CSU Professor is inducted into International Adult Continuing Education Hall of Fame

HansmanCatherine Hansman, a professor of education at Cleveland State University, is a nationally recognized expert and researcher in the field of adult learning and was one of the first to highlight the vital link between mentoring and educational development among adult learners. She has also been a leader in developing standards and policies related to adult education, including serving as president of the American Association of Adult and Continuing Education. These and many other accomplishments have been recognized with her recent induction into the International Adult Continuing Education Hall of Fame.

The Hall of Fame honors leaders in the fields of continuing education and adult learning, while highlighting the continued development and importance of these areas to educational practice. Hansman was part of the 2016 class of inductees that were honored at the Online Consortium Conference, sponsored by AAACE in November.

“I have long had a passion for adult learning which was sparked by my own experience as a non-traditional student,” Hansman says. “I am deeply grateful that my efforts to enhance the field have made a difference and would like to thank the Hall of Fame for this incredible honor.”

Hansman was working as a music teacher when she decided to go back to school to get her bachelor’s degree and teacher certification, working part and full time while completing the program. Later, as a computer analyst and trainer at Wright Patterson Air Force Base, she worked regularly with adult learners and developed an interest in how she could improve techniques for effectively teaching these individuals.  Subsequently, she taught university developmental writing classes to mostly adult learners while advocating for and working with returning adult students as director of a center for women and returning adults.

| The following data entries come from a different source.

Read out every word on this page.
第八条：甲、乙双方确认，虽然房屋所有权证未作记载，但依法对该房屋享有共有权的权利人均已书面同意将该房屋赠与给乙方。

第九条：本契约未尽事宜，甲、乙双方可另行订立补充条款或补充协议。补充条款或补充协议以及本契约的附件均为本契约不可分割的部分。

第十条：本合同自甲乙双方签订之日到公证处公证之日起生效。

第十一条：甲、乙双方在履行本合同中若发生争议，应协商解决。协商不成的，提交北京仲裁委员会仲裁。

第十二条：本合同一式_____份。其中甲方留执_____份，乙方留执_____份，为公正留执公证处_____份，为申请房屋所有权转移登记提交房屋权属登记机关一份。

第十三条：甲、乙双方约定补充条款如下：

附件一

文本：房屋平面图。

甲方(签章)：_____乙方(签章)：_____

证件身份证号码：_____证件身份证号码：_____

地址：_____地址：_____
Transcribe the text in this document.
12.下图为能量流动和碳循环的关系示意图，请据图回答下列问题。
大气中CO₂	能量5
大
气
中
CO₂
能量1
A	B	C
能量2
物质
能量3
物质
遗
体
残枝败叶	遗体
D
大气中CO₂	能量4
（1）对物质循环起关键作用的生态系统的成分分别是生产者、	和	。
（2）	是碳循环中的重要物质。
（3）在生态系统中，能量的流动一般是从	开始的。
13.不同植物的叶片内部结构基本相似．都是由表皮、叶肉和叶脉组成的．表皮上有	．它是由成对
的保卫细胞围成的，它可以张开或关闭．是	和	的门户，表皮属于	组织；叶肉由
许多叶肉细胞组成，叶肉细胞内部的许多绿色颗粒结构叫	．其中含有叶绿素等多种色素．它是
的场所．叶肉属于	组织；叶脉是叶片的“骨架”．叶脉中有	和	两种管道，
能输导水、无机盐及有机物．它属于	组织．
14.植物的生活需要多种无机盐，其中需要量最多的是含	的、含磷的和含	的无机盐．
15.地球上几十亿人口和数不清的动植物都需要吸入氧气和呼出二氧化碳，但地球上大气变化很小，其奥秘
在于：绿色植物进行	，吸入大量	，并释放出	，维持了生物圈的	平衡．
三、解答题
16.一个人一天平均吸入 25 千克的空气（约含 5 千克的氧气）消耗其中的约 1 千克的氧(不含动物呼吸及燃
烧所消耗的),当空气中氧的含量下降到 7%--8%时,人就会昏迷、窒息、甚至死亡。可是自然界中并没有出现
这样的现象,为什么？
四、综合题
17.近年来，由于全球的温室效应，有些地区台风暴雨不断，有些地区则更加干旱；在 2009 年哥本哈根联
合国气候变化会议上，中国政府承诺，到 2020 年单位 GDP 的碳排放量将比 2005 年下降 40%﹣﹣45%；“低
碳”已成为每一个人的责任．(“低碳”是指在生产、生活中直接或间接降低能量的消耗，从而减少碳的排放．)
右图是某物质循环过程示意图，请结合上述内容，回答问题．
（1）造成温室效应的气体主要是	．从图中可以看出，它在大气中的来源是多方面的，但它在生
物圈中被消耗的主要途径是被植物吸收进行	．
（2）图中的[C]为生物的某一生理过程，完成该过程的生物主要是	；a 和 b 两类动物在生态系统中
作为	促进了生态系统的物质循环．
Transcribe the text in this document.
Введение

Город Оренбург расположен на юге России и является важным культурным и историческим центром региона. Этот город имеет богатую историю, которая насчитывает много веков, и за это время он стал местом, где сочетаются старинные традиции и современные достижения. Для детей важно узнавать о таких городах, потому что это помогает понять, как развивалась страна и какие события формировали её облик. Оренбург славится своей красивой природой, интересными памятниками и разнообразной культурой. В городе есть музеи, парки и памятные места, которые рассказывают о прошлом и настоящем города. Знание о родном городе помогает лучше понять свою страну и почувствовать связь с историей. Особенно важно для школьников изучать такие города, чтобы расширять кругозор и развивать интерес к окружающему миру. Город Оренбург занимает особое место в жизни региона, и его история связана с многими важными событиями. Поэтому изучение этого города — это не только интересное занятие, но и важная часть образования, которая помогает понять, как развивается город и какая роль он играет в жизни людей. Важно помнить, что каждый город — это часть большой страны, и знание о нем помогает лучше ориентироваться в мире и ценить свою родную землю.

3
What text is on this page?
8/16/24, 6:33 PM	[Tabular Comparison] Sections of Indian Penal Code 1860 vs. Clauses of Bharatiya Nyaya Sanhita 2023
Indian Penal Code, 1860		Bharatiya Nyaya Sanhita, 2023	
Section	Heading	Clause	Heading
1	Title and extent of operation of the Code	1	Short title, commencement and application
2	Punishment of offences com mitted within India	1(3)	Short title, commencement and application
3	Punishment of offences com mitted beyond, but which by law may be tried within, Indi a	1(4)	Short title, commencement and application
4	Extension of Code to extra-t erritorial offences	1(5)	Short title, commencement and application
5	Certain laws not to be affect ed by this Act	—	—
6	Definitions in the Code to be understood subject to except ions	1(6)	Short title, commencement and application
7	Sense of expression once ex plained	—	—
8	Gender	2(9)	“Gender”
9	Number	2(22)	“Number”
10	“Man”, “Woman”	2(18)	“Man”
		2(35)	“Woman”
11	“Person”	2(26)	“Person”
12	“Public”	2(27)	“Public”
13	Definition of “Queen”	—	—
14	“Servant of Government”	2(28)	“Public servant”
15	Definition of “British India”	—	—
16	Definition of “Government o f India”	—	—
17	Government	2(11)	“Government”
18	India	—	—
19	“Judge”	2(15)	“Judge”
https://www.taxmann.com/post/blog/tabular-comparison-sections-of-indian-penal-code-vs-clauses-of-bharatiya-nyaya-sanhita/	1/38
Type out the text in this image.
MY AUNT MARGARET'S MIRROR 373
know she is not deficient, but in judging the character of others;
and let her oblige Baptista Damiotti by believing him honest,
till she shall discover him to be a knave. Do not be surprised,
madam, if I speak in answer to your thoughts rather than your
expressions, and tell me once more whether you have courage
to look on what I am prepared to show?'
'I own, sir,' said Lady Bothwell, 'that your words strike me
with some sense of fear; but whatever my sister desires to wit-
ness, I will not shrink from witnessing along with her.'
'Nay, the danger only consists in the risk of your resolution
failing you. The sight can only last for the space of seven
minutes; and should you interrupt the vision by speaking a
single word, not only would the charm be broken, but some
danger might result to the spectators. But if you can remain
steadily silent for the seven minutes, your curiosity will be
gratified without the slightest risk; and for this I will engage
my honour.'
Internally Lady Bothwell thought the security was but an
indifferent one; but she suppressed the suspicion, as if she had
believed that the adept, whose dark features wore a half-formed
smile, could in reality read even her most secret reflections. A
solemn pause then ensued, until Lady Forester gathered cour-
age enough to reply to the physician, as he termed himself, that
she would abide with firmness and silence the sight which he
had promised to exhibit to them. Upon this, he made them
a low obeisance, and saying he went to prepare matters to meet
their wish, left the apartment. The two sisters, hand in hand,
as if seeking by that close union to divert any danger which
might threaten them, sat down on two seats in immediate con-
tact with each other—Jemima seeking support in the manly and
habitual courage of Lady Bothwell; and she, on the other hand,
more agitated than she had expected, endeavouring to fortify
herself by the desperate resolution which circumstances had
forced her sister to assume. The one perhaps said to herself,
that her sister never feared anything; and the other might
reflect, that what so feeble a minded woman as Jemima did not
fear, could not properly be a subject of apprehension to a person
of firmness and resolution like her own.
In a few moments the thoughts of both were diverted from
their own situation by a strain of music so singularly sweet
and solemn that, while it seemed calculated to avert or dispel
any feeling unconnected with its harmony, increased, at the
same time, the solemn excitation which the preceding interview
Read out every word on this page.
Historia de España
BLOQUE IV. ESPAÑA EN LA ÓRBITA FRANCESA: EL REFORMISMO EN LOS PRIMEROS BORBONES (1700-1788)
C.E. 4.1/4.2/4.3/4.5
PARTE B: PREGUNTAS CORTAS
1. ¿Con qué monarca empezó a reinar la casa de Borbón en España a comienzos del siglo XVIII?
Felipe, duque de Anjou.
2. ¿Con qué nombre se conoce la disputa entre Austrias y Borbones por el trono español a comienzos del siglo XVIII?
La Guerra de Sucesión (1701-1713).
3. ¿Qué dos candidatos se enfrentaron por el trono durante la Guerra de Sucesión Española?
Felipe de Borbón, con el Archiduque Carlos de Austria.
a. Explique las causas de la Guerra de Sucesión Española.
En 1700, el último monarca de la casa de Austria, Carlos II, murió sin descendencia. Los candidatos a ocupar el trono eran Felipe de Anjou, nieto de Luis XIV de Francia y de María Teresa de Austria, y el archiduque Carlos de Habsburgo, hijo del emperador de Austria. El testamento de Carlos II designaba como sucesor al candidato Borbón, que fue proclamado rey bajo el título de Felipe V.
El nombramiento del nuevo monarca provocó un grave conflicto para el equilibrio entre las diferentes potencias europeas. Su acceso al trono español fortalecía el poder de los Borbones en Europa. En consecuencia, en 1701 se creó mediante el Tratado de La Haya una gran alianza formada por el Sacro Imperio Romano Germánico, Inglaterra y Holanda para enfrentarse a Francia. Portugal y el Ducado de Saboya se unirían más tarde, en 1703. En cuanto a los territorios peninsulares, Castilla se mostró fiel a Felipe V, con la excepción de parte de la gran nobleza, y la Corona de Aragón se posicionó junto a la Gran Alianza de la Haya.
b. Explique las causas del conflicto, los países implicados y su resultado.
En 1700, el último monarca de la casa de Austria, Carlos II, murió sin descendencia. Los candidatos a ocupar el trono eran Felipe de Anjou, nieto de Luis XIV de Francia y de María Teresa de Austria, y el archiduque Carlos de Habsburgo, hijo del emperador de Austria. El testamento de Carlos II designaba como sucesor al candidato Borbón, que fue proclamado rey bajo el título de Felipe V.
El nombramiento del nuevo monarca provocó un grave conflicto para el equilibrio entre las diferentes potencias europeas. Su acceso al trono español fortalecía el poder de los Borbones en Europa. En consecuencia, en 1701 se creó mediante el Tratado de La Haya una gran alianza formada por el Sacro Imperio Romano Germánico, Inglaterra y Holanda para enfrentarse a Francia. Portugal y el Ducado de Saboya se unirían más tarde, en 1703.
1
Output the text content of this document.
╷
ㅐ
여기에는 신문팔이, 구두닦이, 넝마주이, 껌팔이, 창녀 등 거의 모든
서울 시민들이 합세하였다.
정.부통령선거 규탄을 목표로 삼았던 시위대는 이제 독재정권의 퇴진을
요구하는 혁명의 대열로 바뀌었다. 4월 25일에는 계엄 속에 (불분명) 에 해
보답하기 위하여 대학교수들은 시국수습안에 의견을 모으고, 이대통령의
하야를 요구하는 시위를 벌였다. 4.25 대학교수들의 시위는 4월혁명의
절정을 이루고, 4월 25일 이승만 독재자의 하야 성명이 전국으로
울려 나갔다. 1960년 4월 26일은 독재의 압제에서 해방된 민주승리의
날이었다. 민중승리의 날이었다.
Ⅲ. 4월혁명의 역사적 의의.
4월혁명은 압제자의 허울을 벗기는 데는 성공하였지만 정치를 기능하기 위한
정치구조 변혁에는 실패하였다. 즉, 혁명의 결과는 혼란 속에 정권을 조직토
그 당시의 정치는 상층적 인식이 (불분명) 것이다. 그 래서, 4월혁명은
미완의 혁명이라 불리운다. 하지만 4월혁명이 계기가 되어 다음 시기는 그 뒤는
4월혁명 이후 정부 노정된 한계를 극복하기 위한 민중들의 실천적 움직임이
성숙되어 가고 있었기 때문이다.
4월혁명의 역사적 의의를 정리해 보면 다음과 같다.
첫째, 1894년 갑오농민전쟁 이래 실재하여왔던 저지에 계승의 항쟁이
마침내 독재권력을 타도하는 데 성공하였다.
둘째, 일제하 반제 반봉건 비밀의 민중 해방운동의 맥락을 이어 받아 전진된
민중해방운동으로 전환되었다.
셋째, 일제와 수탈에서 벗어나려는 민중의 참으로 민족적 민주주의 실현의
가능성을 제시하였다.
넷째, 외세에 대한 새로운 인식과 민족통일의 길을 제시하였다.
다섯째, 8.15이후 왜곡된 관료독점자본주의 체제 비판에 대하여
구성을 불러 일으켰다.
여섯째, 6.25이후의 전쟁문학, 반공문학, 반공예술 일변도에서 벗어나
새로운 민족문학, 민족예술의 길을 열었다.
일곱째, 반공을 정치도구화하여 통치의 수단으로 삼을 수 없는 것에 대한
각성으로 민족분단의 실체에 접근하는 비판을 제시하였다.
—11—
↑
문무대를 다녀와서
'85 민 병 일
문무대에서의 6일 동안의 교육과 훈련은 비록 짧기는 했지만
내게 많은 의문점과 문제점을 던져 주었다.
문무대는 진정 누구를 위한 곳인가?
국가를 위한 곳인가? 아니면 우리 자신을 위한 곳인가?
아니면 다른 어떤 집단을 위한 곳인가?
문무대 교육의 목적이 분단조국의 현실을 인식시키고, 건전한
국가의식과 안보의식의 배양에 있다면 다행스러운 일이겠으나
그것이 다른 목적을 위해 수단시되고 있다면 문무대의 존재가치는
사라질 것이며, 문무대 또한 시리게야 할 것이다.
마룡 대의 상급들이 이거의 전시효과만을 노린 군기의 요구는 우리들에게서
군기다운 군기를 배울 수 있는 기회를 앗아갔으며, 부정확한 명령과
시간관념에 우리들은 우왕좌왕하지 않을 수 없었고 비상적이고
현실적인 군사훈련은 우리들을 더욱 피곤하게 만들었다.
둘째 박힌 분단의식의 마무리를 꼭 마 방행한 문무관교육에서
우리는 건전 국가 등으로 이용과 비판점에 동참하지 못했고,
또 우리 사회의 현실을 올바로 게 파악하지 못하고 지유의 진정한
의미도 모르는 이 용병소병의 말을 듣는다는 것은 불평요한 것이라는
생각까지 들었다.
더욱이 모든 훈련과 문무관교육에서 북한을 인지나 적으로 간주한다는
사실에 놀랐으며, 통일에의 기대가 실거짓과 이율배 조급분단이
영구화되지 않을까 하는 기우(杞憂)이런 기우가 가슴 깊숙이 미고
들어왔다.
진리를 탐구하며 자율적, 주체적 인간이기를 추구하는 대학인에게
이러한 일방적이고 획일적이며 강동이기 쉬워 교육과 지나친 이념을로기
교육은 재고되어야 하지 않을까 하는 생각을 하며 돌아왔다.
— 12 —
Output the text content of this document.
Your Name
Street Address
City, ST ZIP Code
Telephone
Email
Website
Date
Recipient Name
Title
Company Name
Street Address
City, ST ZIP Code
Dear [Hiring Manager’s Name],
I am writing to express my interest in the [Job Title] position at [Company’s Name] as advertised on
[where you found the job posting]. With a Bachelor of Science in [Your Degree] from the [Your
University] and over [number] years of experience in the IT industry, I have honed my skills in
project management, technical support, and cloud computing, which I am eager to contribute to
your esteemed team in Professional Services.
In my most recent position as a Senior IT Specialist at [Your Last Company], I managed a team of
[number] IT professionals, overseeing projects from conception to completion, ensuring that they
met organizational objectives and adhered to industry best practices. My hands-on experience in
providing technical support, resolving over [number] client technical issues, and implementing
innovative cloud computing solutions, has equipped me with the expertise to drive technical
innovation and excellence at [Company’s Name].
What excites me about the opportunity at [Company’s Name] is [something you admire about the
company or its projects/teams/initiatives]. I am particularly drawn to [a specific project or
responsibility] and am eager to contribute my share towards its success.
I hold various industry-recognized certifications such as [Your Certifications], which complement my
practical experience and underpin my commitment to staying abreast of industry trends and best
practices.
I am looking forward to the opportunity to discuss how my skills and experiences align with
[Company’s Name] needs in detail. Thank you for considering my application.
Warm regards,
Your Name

“My own background as an adult learner made me very empathetic to the people I worked with at Wright Patterson and at the university, and I really became interested in how adult learning differed from more traditional education methods as well as how to make it better,” Hansman adds. “I went back to school, ultimately completed my doctorate in adult and community education and decided to make this my life’s work.”

Hansman has taught at CSU for 19 years and is currently director of the Master’s of Education in Health Professions Education program. She previously served as program coordinator of the Master’s of Education in Adult Learning and Development program and as interim chair of the Department of Counseling, Administration, Supervision and Adult Learning. Hansman is also the author or editor of three books, including Educational Leadership and Organizational Management: Linking Theories to Practice, released in fall 2016. As a researcher she is best known for her work linking mentoring, learning and development and contextual issues, and her monograph, Critical Perspectives on Mentoring: Trends & Issues, is considered required reading in the field.